History Of Bitcoin: FAQs
What are the highest and lowest market prices Bitcoin has sold for?
Bitcoin was valued at zero when it first launched and reached £0.08 in 2010 – BTC quickly hit the next milestone with a market price of £27.60 in June 2011.
The all-time market high we have yet seen was in November 2021, when BTC reached £64,145, although it dropped back to £43,048 the following month.
Why is the price of Bitcoin so changeable?
The primary driver behind cryptocurrency prices is supply and demand. When investors are excited about the prospect or use case of crypto, increased demand and appetite mean that tokens become exponentially more valuable.
One of the challenges is that crypto is so speculative, and it is difficult to predict how markets will perform accurately. Influences such as new network announcements, forks in blockchains, economics and the success or failure of another crypto all feed into the Bitcoin market price.

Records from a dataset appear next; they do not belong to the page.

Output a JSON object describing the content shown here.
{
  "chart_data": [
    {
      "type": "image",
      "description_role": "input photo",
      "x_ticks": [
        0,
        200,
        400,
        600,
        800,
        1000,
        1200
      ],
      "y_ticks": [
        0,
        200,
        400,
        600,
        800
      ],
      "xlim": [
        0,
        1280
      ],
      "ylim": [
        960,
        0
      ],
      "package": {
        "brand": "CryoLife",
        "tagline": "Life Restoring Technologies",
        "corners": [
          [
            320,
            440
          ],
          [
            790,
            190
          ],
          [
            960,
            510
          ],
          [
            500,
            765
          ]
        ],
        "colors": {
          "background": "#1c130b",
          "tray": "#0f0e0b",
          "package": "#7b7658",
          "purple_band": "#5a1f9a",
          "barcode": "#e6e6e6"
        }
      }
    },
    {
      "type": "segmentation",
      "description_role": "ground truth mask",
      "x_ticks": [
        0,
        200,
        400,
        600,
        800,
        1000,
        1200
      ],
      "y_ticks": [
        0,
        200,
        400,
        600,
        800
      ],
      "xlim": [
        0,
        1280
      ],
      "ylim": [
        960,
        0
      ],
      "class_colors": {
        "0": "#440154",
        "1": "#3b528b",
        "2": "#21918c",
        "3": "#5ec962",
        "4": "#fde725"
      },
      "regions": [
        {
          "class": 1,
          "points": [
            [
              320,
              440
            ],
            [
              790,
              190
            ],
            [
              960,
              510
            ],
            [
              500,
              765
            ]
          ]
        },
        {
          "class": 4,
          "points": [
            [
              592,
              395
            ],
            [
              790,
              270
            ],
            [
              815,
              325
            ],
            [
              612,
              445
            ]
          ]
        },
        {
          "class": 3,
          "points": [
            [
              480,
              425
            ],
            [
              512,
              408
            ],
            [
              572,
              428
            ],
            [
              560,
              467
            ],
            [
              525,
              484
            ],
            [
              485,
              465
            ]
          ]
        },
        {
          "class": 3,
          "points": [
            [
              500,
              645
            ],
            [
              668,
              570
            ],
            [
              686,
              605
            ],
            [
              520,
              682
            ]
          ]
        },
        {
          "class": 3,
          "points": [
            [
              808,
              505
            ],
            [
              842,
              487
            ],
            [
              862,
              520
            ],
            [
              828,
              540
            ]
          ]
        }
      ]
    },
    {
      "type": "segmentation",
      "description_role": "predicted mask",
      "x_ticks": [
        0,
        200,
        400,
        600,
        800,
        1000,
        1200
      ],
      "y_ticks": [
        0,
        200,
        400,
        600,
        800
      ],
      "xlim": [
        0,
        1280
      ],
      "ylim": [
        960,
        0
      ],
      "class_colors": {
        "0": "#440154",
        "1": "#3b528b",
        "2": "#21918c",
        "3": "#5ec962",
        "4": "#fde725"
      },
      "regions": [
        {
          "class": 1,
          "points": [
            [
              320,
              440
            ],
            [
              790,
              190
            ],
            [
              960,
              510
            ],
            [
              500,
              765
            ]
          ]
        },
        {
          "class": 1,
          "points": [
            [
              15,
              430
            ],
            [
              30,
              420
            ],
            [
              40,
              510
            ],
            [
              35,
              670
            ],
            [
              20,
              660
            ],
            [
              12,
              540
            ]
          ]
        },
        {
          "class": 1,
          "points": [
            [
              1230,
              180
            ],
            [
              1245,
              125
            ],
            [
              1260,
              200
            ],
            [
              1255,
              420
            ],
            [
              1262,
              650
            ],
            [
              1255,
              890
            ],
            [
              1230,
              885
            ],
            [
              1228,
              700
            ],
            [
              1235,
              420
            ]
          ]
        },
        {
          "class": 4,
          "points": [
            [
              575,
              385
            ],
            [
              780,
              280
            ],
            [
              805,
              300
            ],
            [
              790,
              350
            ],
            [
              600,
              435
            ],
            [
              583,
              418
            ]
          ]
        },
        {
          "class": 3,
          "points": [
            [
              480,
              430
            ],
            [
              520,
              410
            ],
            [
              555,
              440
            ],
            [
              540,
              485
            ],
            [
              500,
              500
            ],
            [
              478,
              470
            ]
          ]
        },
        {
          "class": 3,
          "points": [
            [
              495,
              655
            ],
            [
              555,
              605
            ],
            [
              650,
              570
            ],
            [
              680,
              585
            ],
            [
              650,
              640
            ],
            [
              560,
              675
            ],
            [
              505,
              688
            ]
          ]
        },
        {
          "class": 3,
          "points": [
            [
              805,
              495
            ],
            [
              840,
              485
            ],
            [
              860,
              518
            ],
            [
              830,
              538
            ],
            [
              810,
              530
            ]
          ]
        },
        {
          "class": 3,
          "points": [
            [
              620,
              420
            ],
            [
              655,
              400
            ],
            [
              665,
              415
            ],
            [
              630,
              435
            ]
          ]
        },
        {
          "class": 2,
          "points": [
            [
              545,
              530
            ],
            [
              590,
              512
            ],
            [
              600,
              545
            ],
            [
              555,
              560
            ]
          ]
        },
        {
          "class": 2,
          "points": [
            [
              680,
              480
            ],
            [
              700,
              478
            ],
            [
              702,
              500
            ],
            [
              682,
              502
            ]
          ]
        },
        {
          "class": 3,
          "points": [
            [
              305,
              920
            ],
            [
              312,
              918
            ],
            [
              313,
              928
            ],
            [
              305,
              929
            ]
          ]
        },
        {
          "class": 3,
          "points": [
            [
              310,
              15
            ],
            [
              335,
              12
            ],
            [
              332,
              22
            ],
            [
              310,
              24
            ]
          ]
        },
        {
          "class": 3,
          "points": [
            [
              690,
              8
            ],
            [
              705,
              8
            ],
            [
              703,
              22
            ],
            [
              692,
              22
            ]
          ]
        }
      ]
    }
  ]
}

Why does the Bitcoin market cap affect prices?
The cap on the number of Bitcoins that can come to market is 21 million. As the crypto gets close to that limit, the theory is that one token will become more valuable. Mining rates half once every four years, meaning the volume of coins to be mined gradually slows down.
What are Bitcoin securities?
Investors have increasing opportunities to invest in Bitcoin or use the Bitcoin market price to generate returns. They can also use Bitcoin as a store of value that is considered at least partly inflation-proof – although economic factors still affect cryptocurrency markets.
Derivatives created or traded by investors affect the market value of Bitcoin. The hype around new investment products, market confidence, or speculation about potential downturns can influence investor sentiment and reduce demand.
Is Bitcoin still worth the investment?
Cryptocurrencies can be used as payment methods, investment vehicles, governance tokens or stores of value, but the price of any token is subject to sudden change, except stablecoins that are pegged to fiat currency.
There is a high financial risk attached to crypto investments, and as Bitcoin trading values show, there is little certainty about how quickly prices will rise – or fall.